The challenge at Tales of the Cocktail is not to fall in a hole, or not to do so too soon. The festival that takes fine drinking seriously started most mornings with drinks before 9 or 10, and while they were rarely big drinks, they added up. In one tasting room, I sampled two cachacas followed in short order by Hine's Rare VSOP and Hine's Antique XO cognacs--both cognacs that make you want a winter night that they could warm--in a 10 minute stretch. Even though the portions were moderate, I needed a water break afterwards.

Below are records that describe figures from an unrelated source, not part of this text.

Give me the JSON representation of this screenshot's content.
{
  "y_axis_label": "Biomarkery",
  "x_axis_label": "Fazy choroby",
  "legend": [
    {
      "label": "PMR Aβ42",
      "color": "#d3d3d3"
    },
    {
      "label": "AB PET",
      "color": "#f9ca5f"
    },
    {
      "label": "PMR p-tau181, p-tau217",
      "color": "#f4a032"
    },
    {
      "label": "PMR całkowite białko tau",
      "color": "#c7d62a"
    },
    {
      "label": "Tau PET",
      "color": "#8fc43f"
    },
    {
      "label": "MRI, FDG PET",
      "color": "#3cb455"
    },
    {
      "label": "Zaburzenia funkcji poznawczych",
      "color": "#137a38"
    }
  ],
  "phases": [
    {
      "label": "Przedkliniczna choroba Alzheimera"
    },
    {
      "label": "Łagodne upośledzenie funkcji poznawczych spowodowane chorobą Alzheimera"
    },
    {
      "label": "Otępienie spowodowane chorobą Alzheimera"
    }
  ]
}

Some companies found novel ways to draw attention to their brands. Oxley Gin teamed with Meltdown Pops, the local popsicle company, to produce frozen gin cocktails on sticks. Auchentoshan's lovely line of scotch whiskeys was available for sample at Aidan Gill on Fulton Street, where drinks were served to accompany shaves. As a scotch drinker, I could see their distilled-in-three-different-wood-casks Three Wood as an everyday scotch (without looking at the price, which might change that assessment). In one tasting room, I tried a rhubarb tea spirit and really wish I'd have spent more time at that table since what I had was a knockout--gentle and novel, but hardly a novelty. On Sunday, Afternoon, "Street Food & Go Cups" presented food from New Orleans' food trucks and summer-friendly cocktails, the best of which was Leblon's blueberry and cachaca daiquiri-like cocktail. It went with everything, especially 3 p.m. in Lafayette Square. 

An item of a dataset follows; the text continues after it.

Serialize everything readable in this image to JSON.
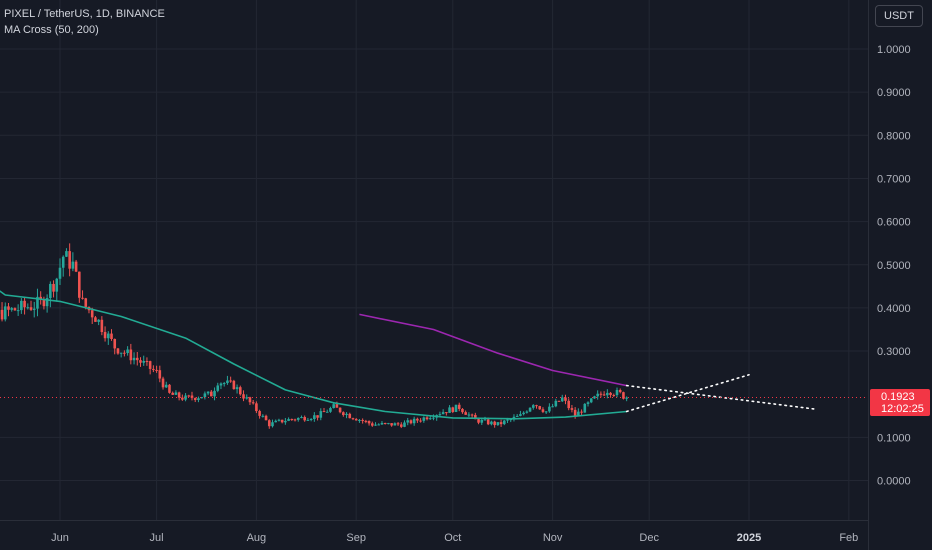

But there was more to Tales than drinks. There was an entire program of seminars aimed at bar owners, most of which I carefully avoided since the bar business is one I've never wanted to be in. Still, "Good to the Last Drop" took a counterintuitive look at a bar's green footprint, particularly where water and ice are concerned. Presenters Brad Farran and Nicholas Jarrett applied the lessons they learned trying to open a pop-up cocktail bar in the desert during Burning Man to explore water use. The limits to how much ice they could bring in and make forced them to be creative and consider how to limit their waste and reclaim much of the water used in the process of making cocktails. 

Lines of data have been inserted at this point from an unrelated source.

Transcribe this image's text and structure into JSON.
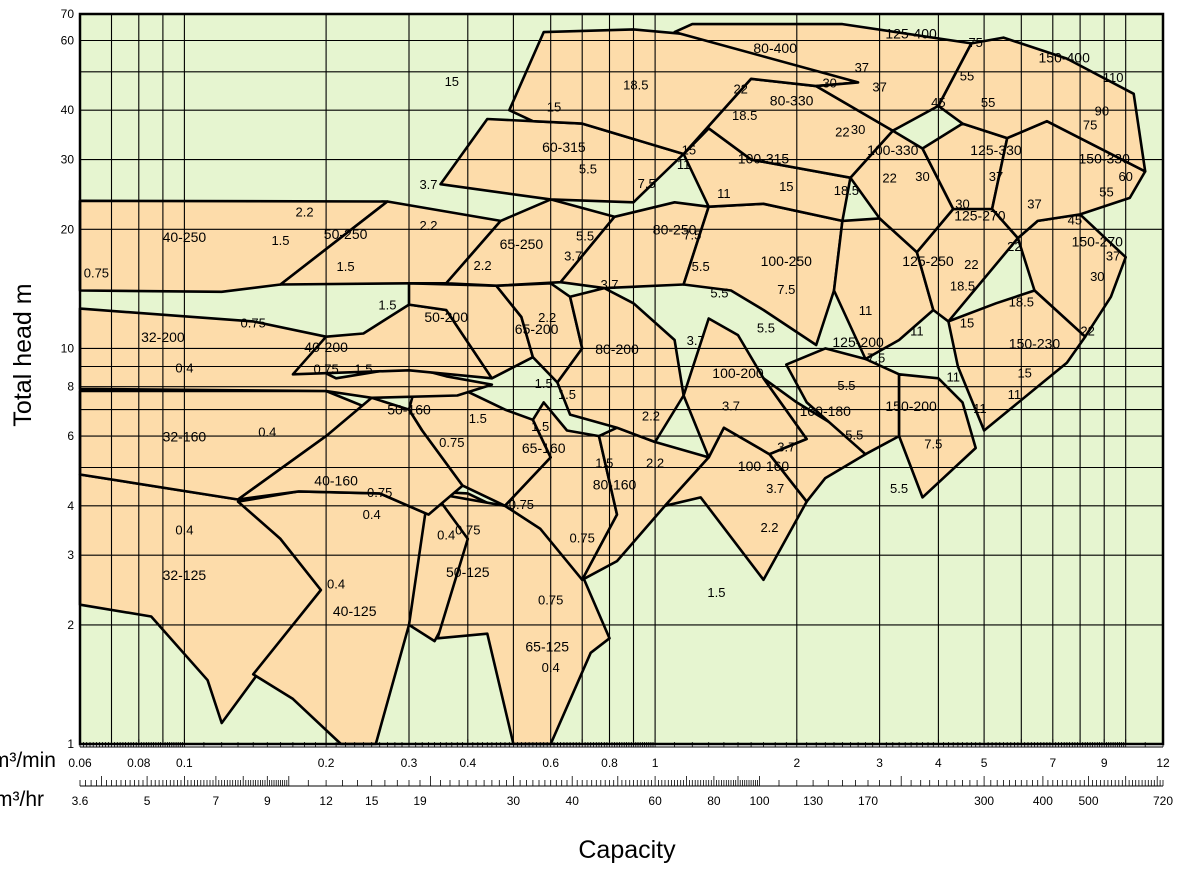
{
  "chart_data": {
    "type": "scatter",
    "title": "",
    "xlabel": "Capacity",
    "ylabel": "Total head m",
    "x_scale": "log",
    "y_scale": "log",
    "xlim": [
      0.06,
      12
    ],
    "ylim": [
      1,
      70
    ],
    "grid": true,
    "plot_background": "#e6f5d0",
    "region_fill": "#fddcaa",
    "x_axis_units": [
      {
        "unit": "m³/min",
        "ticks": [
          "0.06",
          "0.08",
          "0.1",
          "0.2",
          "0.3",
          "0.4",
          "0.6",
          "0.8",
          "1",
          "2",
          "3",
          "4",
          "5",
          "7",
          "9",
          "12"
        ]
      },
      {
        "unit": "m³/hr",
        "ticks": [
          "3.6",
          "5",
          "7",
          "9",
          "12",
          "15",
          "19",
          "30",
          "40",
          "60",
          "80",
          "100",
          "130",
          "170",
          "300",
          "400",
          "500",
          "720"
        ]
      }
    ],
    "y_ticks": [
      "1",
      "2",
      "3",
      "4",
      "6",
      "8",
      "10",
      "20",
      "30",
      "40",
      "60",
      "70"
    ],
    "pump_models": [
      {
        "model": "32-125",
        "capacity_m3min": 0.1,
        "head_m": 2.65
      },
      {
        "model": "40-125",
        "capacity_m3min": 0.23,
        "head_m": 2.15
      },
      {
        "model": "50-125",
        "capacity_m3min": 0.4,
        "head_m": 2.7
      },
      {
        "model": "65-125",
        "capacity_m3min": 0.59,
        "head_m": 1.75
      },
      {
        "model": "32-160",
        "capacity_m3min": 0.1,
        "head_m": 5.95
      },
      {
        "model": "40-160",
        "capacity_m3min": 0.21,
        "head_m": 4.6
      },
      {
        "model": "50-160",
        "capacity_m3min": 0.3,
        "head_m": 6.95
      },
      {
        "model": "65-160",
        "capacity_m3min": 0.58,
        "head_m": 5.55
      },
      {
        "model": "80-160",
        "capacity_m3min": 0.82,
        "head_m": 4.5
      },
      {
        "model": "100-160",
        "capacity_m3min": 1.7,
        "head_m": 5.0
      },
      {
        "model": "32-200",
        "capacity_m3min": 0.09,
        "head_m": 10.6
      },
      {
        "model": "40-200",
        "capacity_m3min": 0.2,
        "head_m": 10.0
      },
      {
        "model": "50-200",
        "capacity_m3min": 0.36,
        "head_m": 11.9
      },
      {
        "model": "65-200",
        "capacity_m3min": 0.56,
        "head_m": 11.1
      },
      {
        "model": "80-200",
        "capacity_m3min": 0.83,
        "head_m": 9.9
      },
      {
        "model": "100-200",
        "capacity_m3min": 1.5,
        "head_m": 8.6
      },
      {
        "model": "100-180",
        "capacity_m3min": 2.3,
        "head_m": 6.9
      },
      {
        "model": "125-200",
        "capacity_m3min": 2.7,
        "head_m": 10.3
      },
      {
        "model": "150-200",
        "capacity_m3min": 3.5,
        "head_m": 7.1
      },
      {
        "model": "40-250",
        "capacity_m3min": 0.1,
        "head_m": 19.0
      },
      {
        "model": "50-250",
        "capacity_m3min": 0.22,
        "head_m": 19.3
      },
      {
        "model": "65-250",
        "capacity_m3min": 0.52,
        "head_m": 18.2
      },
      {
        "model": "80-250",
        "capacity_m3min": 1.1,
        "head_m": 19.8
      },
      {
        "model": "100-250",
        "capacity_m3min": 1.9,
        "head_m": 16.5
      },
      {
        "model": "125-250",
        "capacity_m3min": 3.8,
        "head_m": 16.5
      },
      {
        "model": "125-270",
        "capacity_m3min": 4.9,
        "head_m": 21.5
      },
      {
        "model": "150-270",
        "capacity_m3min": 8.7,
        "head_m": 18.5
      },
      {
        "model": "150-230",
        "capacity_m3min": 6.4,
        "head_m": 10.2
      },
      {
        "model": "60-315",
        "capacity_m3min": 0.64,
        "head_m": 32.0
      },
      {
        "model": "100-315",
        "capacity_m3min": 1.7,
        "head_m": 30.0
      },
      {
        "model": "100-330",
        "capacity_m3min": 3.2,
        "head_m": 31.5
      },
      {
        "model": "125-330",
        "capacity_m3min": 5.3,
        "head_m": 31.5
      },
      {
        "model": "150-330",
        "capacity_m3min": 9.0,
        "head_m": 30.0
      },
      {
        "model": "80-330",
        "capacity_m3min": 1.95,
        "head_m": 42.0
      },
      {
        "model": "80-400",
        "capacity_m3min": 1.8,
        "head_m": 57.0
      },
      {
        "model": "125-400",
        "capacity_m3min": 3.5,
        "head_m": 62.0
      },
      {
        "model": "150-400",
        "capacity_m3min": 7.4,
        "head_m": 54.0
      }
    ],
    "motor_kw_labels": [
      {
        "kw": "0.4",
        "capacity_m3min": 0.1,
        "head_m": 3.45
      },
      {
        "kw": "0.4",
        "capacity_m3min": 0.21,
        "head_m": 2.52
      },
      {
        "kw": "0.4",
        "capacity_m3min": 0.25,
        "head_m": 3.78
      },
      {
        "kw": "0.4",
        "capacity_m3min": 0.36,
        "head_m": 3.35
      },
      {
        "kw": "0.4",
        "capacity_m3min": 0.6,
        "head_m": 1.55
      },
      {
        "kw": "0.4",
        "capacity_m3min": 0.1,
        "head_m": 8.85
      },
      {
        "kw": "0.4",
        "capacity_m3min": 0.15,
        "head_m": 6.1
      },
      {
        "kw": "0.75",
        "capacity_m3min": 0.065,
        "head_m": 15.4
      },
      {
        "kw": "0.75",
        "capacity_m3min": 0.14,
        "head_m": 11.5
      },
      {
        "kw": "0.75",
        "capacity_m3min": 0.2,
        "head_m": 8.8
      },
      {
        "kw": "0.75",
        "capacity_m3min": 0.26,
        "head_m": 4.3
      },
      {
        "kw": "0.75",
        "capacity_m3min": 0.37,
        "head_m": 5.75
      },
      {
        "kw": "0.75",
        "capacity_m3min": 0.4,
        "head_m": 3.45
      },
      {
        "kw": "0.75",
        "capacity_m3min": 0.52,
        "head_m": 4.0
      },
      {
        "kw": "0.75",
        "capacity_m3min": 0.7,
        "head_m": 3.3
      },
      {
        "kw": "0.75",
        "capacity_m3min": 0.6,
        "head_m": 2.3
      },
      {
        "kw": "1.5",
        "capacity_m3min": 0.16,
        "head_m": 18.6
      },
      {
        "kw": "1.5",
        "capacity_m3min": 0.22,
        "head_m": 16.0
      },
      {
        "kw": "1.5",
        "capacity_m3min": 0.27,
        "head_m": 12.8
      },
      {
        "kw": "1.5",
        "capacity_m3min": 0.24,
        "head_m": 8.8
      },
      {
        "kw": "1.5",
        "capacity_m3min": 0.42,
        "head_m": 6.6
      },
      {
        "kw": "1.5",
        "capacity_m3min": 0.57,
        "head_m": 6.3
      },
      {
        "kw": "1.5",
        "capacity_m3min": 0.58,
        "head_m": 8.1
      },
      {
        "kw": "1.5",
        "capacity_m3min": 0.65,
        "head_m": 7.6
      },
      {
        "kw": "1.5",
        "capacity_m3min": 0.78,
        "head_m": 5.1
      },
      {
        "kw": "1.5",
        "capacity_m3min": 1.35,
        "head_m": 2.4
      },
      {
        "kw": "2.2",
        "capacity_m3min": 0.18,
        "head_m": 22.0
      },
      {
        "kw": "2.2",
        "capacity_m3min": 0.33,
        "head_m": 20.3
      },
      {
        "kw": "2.2",
        "capacity_m3min": 0.43,
        "head_m": 16.1
      },
      {
        "kw": "2.2",
        "capacity_m3min": 0.59,
        "head_m": 11.9
      },
      {
        "kw": "2.2",
        "capacity_m3min": 0.98,
        "head_m": 6.7
      },
      {
        "kw": "2.2",
        "capacity_m3min": 1.0,
        "head_m": 5.1
      },
      {
        "kw": "2.2",
        "capacity_m3min": 1.75,
        "head_m": 3.5
      },
      {
        "kw": "3.7",
        "capacity_m3min": 0.33,
        "head_m": 25.8
      },
      {
        "kw": "3.7",
        "capacity_m3min": 0.67,
        "head_m": 17.0
      },
      {
        "kw": "3.7",
        "capacity_m3min": 0.8,
        "head_m": 14.4
      },
      {
        "kw": "3.7",
        "capacity_m3min": 1.22,
        "head_m": 10.4
      },
      {
        "kw": "3.7",
        "capacity_m3min": 1.45,
        "head_m": 7.1
      },
      {
        "kw": "3.7",
        "capacity_m3min": 1.9,
        "head_m": 5.6
      },
      {
        "kw": "3.7",
        "capacity_m3min": 1.8,
        "head_m": 4.4
      },
      {
        "kw": "5.5",
        "capacity_m3min": 0.72,
        "head_m": 28.2
      },
      {
        "kw": "5.5",
        "capacity_m3min": 0.71,
        "head_m": 19.1
      },
      {
        "kw": "5.5",
        "capacity_m3min": 1.25,
        "head_m": 16.0
      },
      {
        "kw": "5.5",
        "capacity_m3min": 1.37,
        "head_m": 13.7
      },
      {
        "kw": "5.5",
        "capacity_m3min": 1.72,
        "head_m": 11.2
      },
      {
        "kw": "5.5",
        "capacity_m3min": 2.55,
        "head_m": 8.0
      },
      {
        "kw": "5.5",
        "capacity_m3min": 2.65,
        "head_m": 6.0
      },
      {
        "kw": "5.5",
        "capacity_m3min": 3.3,
        "head_m": 4.4
      },
      {
        "kw": "7.5",
        "capacity_m3min": 0.96,
        "head_m": 25.9
      },
      {
        "kw": "7.5",
        "capacity_m3min": 1.2,
        "head_m": 19.2
      },
      {
        "kw": "7.5",
        "capacity_m3min": 1.9,
        "head_m": 14.0
      },
      {
        "kw": "7.5",
        "capacity_m3min": 2.95,
        "head_m": 9.4
      },
      {
        "kw": "7.5",
        "capacity_m3min": 3.9,
        "head_m": 5.7
      },
      {
        "kw": "11",
        "capacity_m3min": 1.15,
        "head_m": 29.0
      },
      {
        "kw": "11",
        "capacity_m3min": 1.4,
        "head_m": 24.5
      },
      {
        "kw": "11",
        "capacity_m3min": 2.8,
        "head_m": 12.4
      },
      {
        "kw": "11",
        "capacity_m3min": 3.6,
        "head_m": 11.0
      },
      {
        "kw": "11",
        "capacity_m3min": 4.3,
        "head_m": 8.4
      },
      {
        "kw": "11",
        "capacity_m3min": 4.9,
        "head_m": 7.0
      },
      {
        "kw": "11",
        "capacity_m3min": 5.8,
        "head_m": 7.6
      },
      {
        "kw": "15",
        "capacity_m3min": 0.37,
        "head_m": 47.0
      },
      {
        "kw": "15",
        "capacity_m3min": 0.61,
        "head_m": 40.5
      },
      {
        "kw": "15",
        "capacity_m3min": 1.18,
        "head_m": 31.5
      },
      {
        "kw": "15",
        "capacity_m3min": 1.9,
        "head_m": 25.5
      },
      {
        "kw": "15",
        "capacity_m3min": 4.6,
        "head_m": 11.5
      },
      {
        "kw": "15",
        "capacity_m3min": 6.1,
        "head_m": 8.6
      },
      {
        "kw": "18.5",
        "capacity_m3min": 0.91,
        "head_m": 46.0
      },
      {
        "kw": "18.5",
        "capacity_m3min": 1.55,
        "head_m": 38.5
      },
      {
        "kw": "18.5",
        "capacity_m3min": 2.55,
        "head_m": 24.9
      },
      {
        "kw": "18.5",
        "capacity_m3min": 4.5,
        "head_m": 14.3
      },
      {
        "kw": "18.5",
        "capacity_m3min": 6.0,
        "head_m": 13.0
      },
      {
        "kw": "22",
        "capacity_m3min": 1.52,
        "head_m": 45.0
      },
      {
        "kw": "22",
        "capacity_m3min": 2.5,
        "head_m": 35.0
      },
      {
        "kw": "22",
        "capacity_m3min": 3.15,
        "head_m": 26.8
      },
      {
        "kw": "22",
        "capacity_m3min": 4.7,
        "head_m": 16.2
      },
      {
        "kw": "22",
        "capacity_m3min": 5.8,
        "head_m": 18.0
      },
      {
        "kw": "22",
        "capacity_m3min": 8.3,
        "head_m": 11.0
      },
      {
        "kw": "30",
        "capacity_m3min": 2.35,
        "head_m": 46.5
      },
      {
        "kw": "30",
        "capacity_m3min": 2.7,
        "head_m": 35.5
      },
      {
        "kw": "30",
        "capacity_m3min": 3.7,
        "head_m": 27.0
      },
      {
        "kw": "30",
        "capacity_m3min": 4.5,
        "head_m": 23.0
      },
      {
        "kw": "30",
        "capacity_m3min": 8.7,
        "head_m": 15.1
      },
      {
        "kw": "37",
        "capacity_m3min": 2.75,
        "head_m": 51.0
      },
      {
        "kw": "37",
        "capacity_m3min": 3.0,
        "head_m": 45.5
      },
      {
        "kw": "37",
        "capacity_m3min": 5.3,
        "head_m": 27.0
      },
      {
        "kw": "37",
        "capacity_m3min": 6.4,
        "head_m": 23.0
      },
      {
        "kw": "37",
        "capacity_m3min": 9.4,
        "head_m": 17.0
      },
      {
        "kw": "45",
        "capacity_m3min": 4.0,
        "head_m": 41.5
      },
      {
        "kw": "45",
        "capacity_m3min": 7.8,
        "head_m": 21.0
      },
      {
        "kw": "55",
        "capacity_m3min": 4.6,
        "head_m": 48.5
      },
      {
        "kw": "55",
        "capacity_m3min": 5.1,
        "head_m": 41.5
      },
      {
        "kw": "55",
        "capacity_m3min": 9.1,
        "head_m": 24.7
      },
      {
        "kw": "60",
        "capacity_m3min": 10.0,
        "head_m": 27.0
      },
      {
        "kw": "75",
        "capacity_m3min": 4.8,
        "head_m": 59.0
      },
      {
        "kw": "75",
        "capacity_m3min": 8.4,
        "head_m": 36.5
      },
      {
        "kw": "90",
        "capacity_m3min": 8.9,
        "head_m": 39.5
      },
      {
        "kw": "110",
        "capacity_m3min": 9.4,
        "head_m": 48.0
      }
    ]
  }
}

If nothing else, Tales of the Cocktail has to exist to give people a place to tell stories like Martin Cate did in his talk, "The Third Man." The owner of Smuggler's Cove in San Francisco told the tale of the forgotten man in the history of tiki culture, Stephen Crane (the other two: Don the Beachcomber and Trader Vic), a rogue's tale from Old Hollywood. Crane parlayed good looks, good moves, ambition and a complete lack of interest in the truth into a place in Hollywood, where he was Lana Turner's second husband. She thought she was marrying a tobacco heir, and when she learned that the closest he got to tobacco was what was smoked in his dad's speakeasy pool hall in Crawfordsville, Indiana, she ended the marriage, but not before she gave birth to his daughter, Cheryl. Cate traced Crane's progression as he made and lost fortunes, shamelessly rode others' creativity, stretched the truth beyond the breaking point and helped shape the tiki landscape, particularly with the success of his career-defining club, Kon-Tiki and the tiki chain that followed. Needless to say, Cate's talk was accompanied by tiki drinks including a first at Tales of the Cocktail, a bowl drink. The gauntlet has been thrown down for 2013.